El galardón de la Eurocámara a la PAH ya despertó la furia del PP —“Hoy ha sido Ada Colau, mañana pueden premiar a Arnaldo Otegi”, llegó a decir el eurodiputado Carlos Iturgaiz—, que exige que se revoque el premio a una organización que reclama la dación en pago con carácter retroactivo para los deudores que se hayan quedado sin su residencia habitual.

El pleno de la Eurocámara votará mañana el documento, redactado por la diputada ecologista francesa Karima Delli. El apartado más polémico, añadido a propuesta del socialista español Alejandro Cercas, pide a la Comisión Europea y a los Estados miembros que “aborden la solución del drama social que plantea la pérdida de la vivienda para los más afectados por la crisis y el desempleo”. El texto recuerda también que los desahucios “se producen en un contexto de grandes ayudas públicas destinadas al saneamiento del sistema financiero europeo”.

Esta iniciativa del Parlamento llega varias semanas después de que el Banco Central Europeo pidiera al Gobierno español “un conjunto de medidas más amplio que aborde las causas subyacentes de las dificultades relacionadas con las hipotecas y que trate de evitar, en la medida de lo posible, las ejecuciones hipotecarias”.

Pero el mayor revés a la ley hipotecaria llegó el pasado mes de marzo, cuando el Tribunal de Justicia de la UE dictaminó que la normativa española violaba la directiva europea de protección a los consumidores, de obligado cumplimiento por todos los Estados miembros. Con este paso se abrió la puerta a que cualquier juez español pueda paralizar de forma cautelar un desahucio para ver si hay cláusulas abusivas.

El Parlamento Europeo dará el visto bueno a este informe después de ponerse de acuerdo con el resto de las instituciones europeas para sacar adelante una directiva sobre créditos hipotecarios que garantiza condiciones más favorables para los prestatarios en casos de pago anticipado y de ejecución hipotecaria. Esta nueva norma, que los Estados deberán trasladar a sus legislaciones nacionales, contempla la dación en pago siempre que deudor y acreedor estén de acuerdo. Pero este aspecto tendrá un escaso impacto en España, donde la legislación ya contempla esa posibilidad, siempre en caso de acuerdo previo.

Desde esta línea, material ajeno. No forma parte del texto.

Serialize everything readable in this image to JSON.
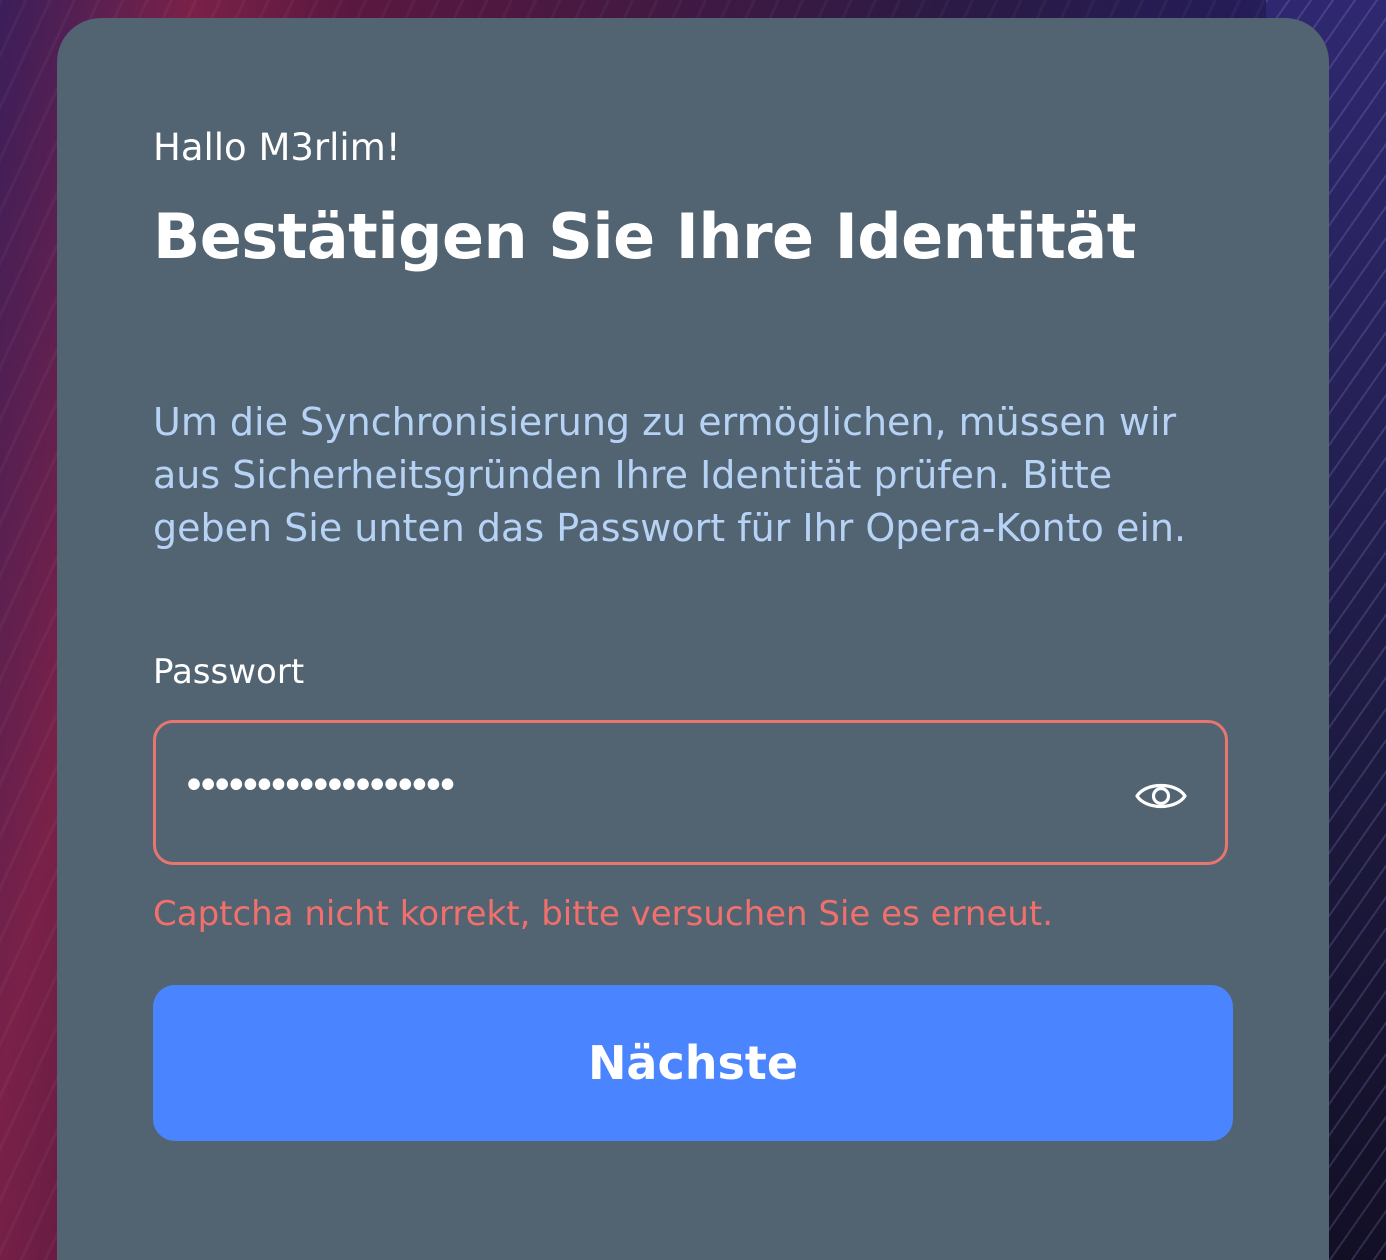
{
  "card": {
    "greeting": "Hallo M3rlim!",
    "title": "Bestätigen Sie Ihre Identität",
    "description": "Um die Synchronisierung zu ermöglichen, müssen wir aus Sicherheitsgründen Ihre Identität prüfen. Bitte geben Sie unten das Passwort für Ihr Opera-Konto ein."
  },
  "password": {
    "label": "Passwort",
    "masked_value": "•••••••••••••••••••",
    "toggle_icon": "eye-icon"
  },
  "error": {
    "message": "Captcha nicht korrekt, bitte versuchen Sie es erneut."
  },
  "next_button": {
    "label": "Nächste"
  },
  "colors": {
    "card_background": "#526372",
    "description_text": "#b6d3f6",
    "error": "#f2706c",
    "field_border": "#e97571",
    "primary_button": "#4a85ff"
  }
}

Organizaciones como la PAH piden que la dación en pago se aplique con efectos retroactivos, algo a lo que se opone el Gobierno por los perjuicios que ocasionaría a la banca. La nueva directiva europea no se pronuncia sobre esa posibilidad en concreto.

Expertos como José García Montalvo también tienen sus reservas con la dación en pago retroactiva y generalizada. Este catedrático de Economía de la Pompeu Fabra considera que, de aprobarse, cualquier comprador que viera que su piso ha perdido valor podría devolverlo al banco; se generarían así unas pérdidas en el sistema financiero que en última instancia deberían ser compensadas con dinero público. “Sería más justo una ley de segunda oportunidad, en la que el juez viera caso por caso cuándo hay que hacer reestructuraciones de la deuda”, concluye García Montalvo.